The Microsoft Admin Center configures the Cloud Policy setting described in the next section, targeted at All users (your full tenant). See the next section if you wish to perform more advanced controls. If you previously configured a Cloud Policy for a group prior to when this Loop setting was defaulted to Enabled, review your Cloud Policy settings to confirm they still match your expectation.

Settings management in Cloud Policy

The Loop app checks the following Cloud Policy setting to see if workspaces are enabled:

  • Create and view Loop workspaces in Loop

To configure this Cloud Policy setting, perform the following steps:

  1. Sign in to https://config.office.com with your Microsoft 365 admin credentials.
  2. Select Customization from the left pane.
  3. Select Policy Management.
  4. Create a new policy configuration or edit an existing one.
  5. From the Choose the scope dropdown list, choose either All users or select the group for which you want to apply the policy.
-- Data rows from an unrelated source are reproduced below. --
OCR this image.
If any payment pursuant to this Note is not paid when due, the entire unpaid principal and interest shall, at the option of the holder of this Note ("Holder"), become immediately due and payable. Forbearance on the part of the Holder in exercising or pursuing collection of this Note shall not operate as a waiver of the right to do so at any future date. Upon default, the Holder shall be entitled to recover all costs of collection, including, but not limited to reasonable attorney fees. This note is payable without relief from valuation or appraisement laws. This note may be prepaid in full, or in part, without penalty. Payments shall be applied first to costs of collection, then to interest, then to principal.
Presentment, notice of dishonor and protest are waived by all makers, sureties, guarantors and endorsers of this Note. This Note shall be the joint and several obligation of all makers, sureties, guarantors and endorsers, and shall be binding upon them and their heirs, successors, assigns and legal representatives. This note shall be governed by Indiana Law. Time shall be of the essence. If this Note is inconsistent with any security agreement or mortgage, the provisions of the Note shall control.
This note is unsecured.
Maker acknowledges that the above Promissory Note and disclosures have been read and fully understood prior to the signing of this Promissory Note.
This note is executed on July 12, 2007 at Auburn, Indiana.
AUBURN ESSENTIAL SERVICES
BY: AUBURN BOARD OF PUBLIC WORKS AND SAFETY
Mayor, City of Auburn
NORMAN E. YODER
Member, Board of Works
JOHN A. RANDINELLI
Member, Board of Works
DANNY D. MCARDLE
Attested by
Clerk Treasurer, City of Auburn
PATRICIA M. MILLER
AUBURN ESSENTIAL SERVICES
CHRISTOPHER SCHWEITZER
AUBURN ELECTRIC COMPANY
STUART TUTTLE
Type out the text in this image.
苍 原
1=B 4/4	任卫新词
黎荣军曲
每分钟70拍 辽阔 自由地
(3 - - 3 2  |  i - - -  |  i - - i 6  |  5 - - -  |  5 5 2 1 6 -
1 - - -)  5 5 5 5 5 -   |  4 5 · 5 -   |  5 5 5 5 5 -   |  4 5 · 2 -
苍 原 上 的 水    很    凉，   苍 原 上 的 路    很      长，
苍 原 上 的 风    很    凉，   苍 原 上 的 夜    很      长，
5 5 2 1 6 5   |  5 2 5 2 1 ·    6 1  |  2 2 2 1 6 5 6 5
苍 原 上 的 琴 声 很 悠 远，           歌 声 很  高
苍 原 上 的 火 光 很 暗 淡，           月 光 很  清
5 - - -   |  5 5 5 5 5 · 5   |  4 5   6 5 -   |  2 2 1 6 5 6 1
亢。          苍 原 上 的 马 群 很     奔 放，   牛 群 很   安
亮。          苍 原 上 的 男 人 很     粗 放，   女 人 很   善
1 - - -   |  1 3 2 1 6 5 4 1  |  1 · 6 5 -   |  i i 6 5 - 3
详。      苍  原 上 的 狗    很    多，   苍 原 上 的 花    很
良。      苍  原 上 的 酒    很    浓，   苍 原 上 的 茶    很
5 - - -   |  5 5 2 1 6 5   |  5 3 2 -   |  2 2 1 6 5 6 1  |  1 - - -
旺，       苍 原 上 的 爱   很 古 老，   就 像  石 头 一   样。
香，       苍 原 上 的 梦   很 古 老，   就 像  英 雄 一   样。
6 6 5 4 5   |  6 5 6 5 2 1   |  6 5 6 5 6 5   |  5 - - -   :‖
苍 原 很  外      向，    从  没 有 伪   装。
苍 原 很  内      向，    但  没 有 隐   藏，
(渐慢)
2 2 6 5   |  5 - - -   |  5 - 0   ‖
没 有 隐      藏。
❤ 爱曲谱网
For more information, See Microsoft 365 Groups for Cloud Policy.
  6. In Configure Settings, choose Create and view Loop workspaces in Loop and then choose one of the following settings:
    • Disabled: Creation of Loop content in workspaces isn't available to the users.
      • Loop app will open Loop components when workspaces is disabled. If this isn't rolled out to your environment, Loop components open in Office.com.
    • Enabled: Creation of Loop content in workspaces is available to the users.
    • Not configured: Creation of Loop content in workspaces is available to the users.
  7. Save the policy configuration.
  8. Reassign priority for any security group, if necessary. (If two or more policy configurations are applicable to the same set of users, the one with the higher priority is applied.)

In case you create a new policy configuration or change the configuration for an existing policy, there will be a delay in the change being reflected:

  • If there were existing policy configurations before the change, then it takes 90 mins for the change to be reflected.
  • If there were no policy configurations before the change, then it takes 24 hours for the change to be reflected.

Note

In order to target only a group of users in your organization to be able to create and view Loop content in workspaces, create a second group that targets All users, set this group to Disabled, and make it a lower priority than your target group that is set to Enabled. This will override the default Not Configured state to Disabled for all users but your target group.